A prefeita de Pedra Preta, Iraci Ferreira de Souza, apresentou uma representação disciplinar contra o vereador Carlos Fernando Pereira de Oliveira, o “Fernando do Galvileiro”, sob acusação de violência política de gênero e quebra de decoro parlamentar.

A denúncia foi encaminhada à Procuradoria Especial da Mulher da Câmara Municipal e, posteriormente, remetida à Presidência do Legislativo para análise e adoção das providências cabíveis. No documento de encaminhamento, a própria Procuradoria ressalta que não possui natureza investigativa ou poder para aplicar sanções, cabendo aos órgãos competentes da Câmara analisar o caso.

Segundo a representação, os episódios teriam ocorrido durante fiscalizações e manifestações públicas realizadas pelo vereador nos meses de junho, julho e agosto de 2026. A prefeita sustenta que as críticas ultrapassaram o debate administrativo e passaram a conter ataques pessoais e expressões consideradas ofensivas.

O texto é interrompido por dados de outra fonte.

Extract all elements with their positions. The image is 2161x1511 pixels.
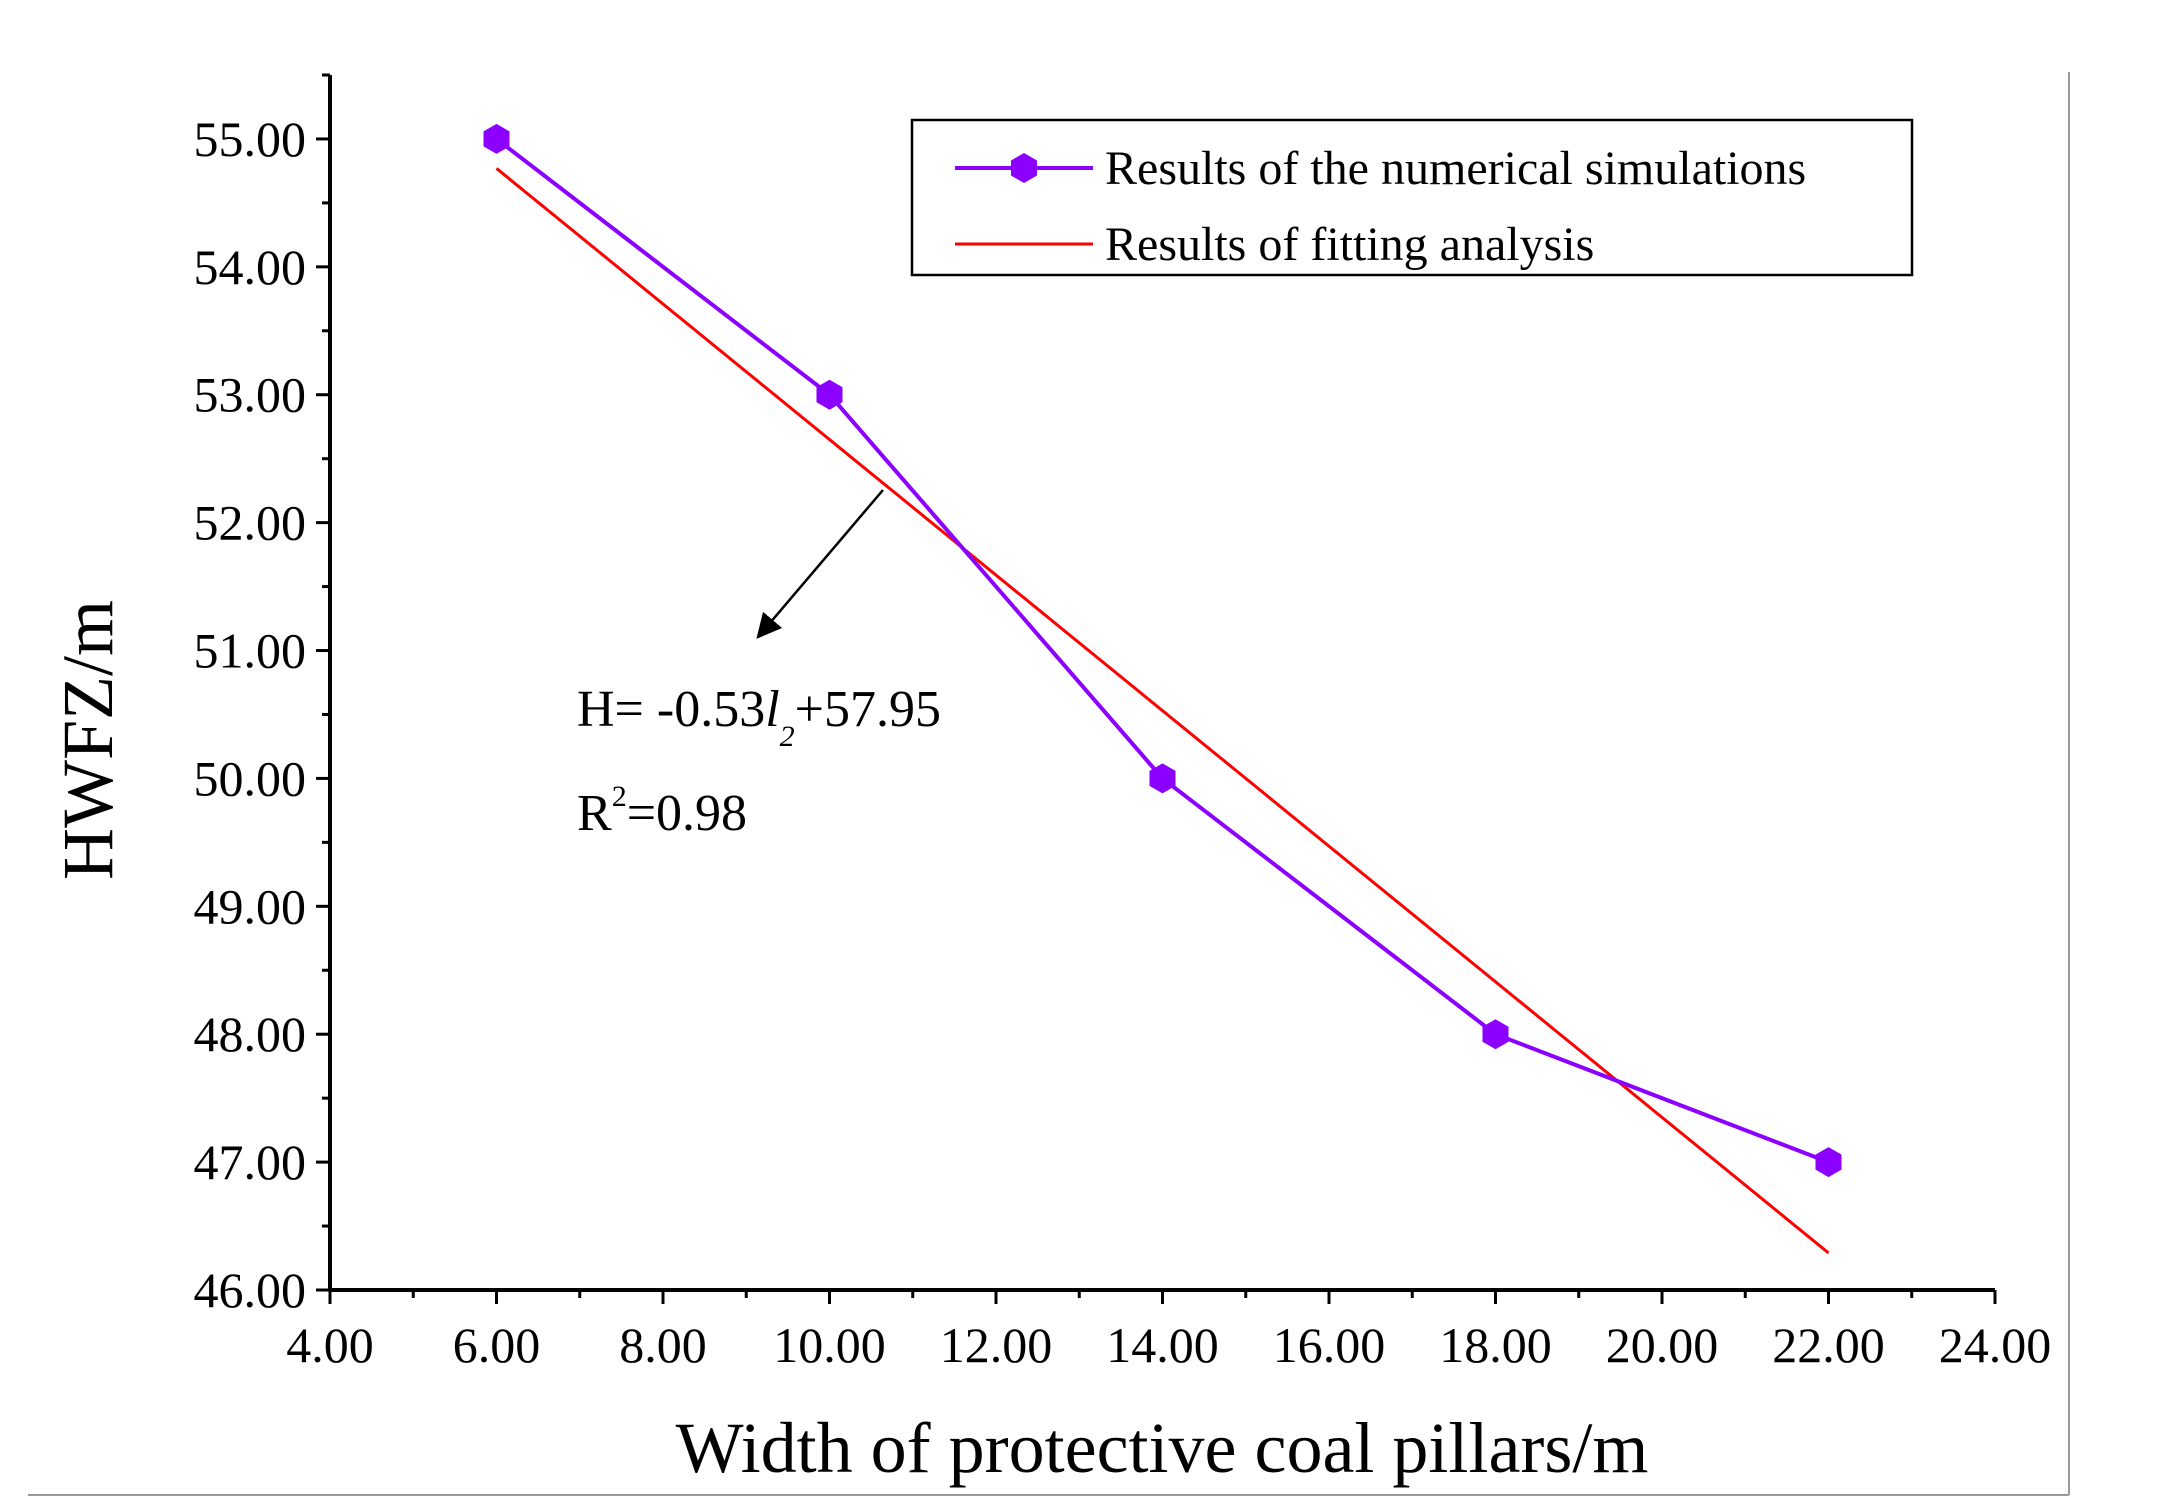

Entre os episódios citados está uma fiscalização realizada no Distrito Industrial, em junho, quando o parlamentar fez críticas à administração municipal. Outro fato apontado ocorreu às margens da Rodovia 459, em julho. A representação também relata um episódio ocorrido em 11 de agosto, na Farmácia Municipal, quando o vereador realizou uma transmissão ao vivo e questionou a falta de medicamentos. A defesa da prefeita afirma que, durante essas manifestações, foram utilizadas expressões como “incompetente”, “omissa” e “mentirosa”.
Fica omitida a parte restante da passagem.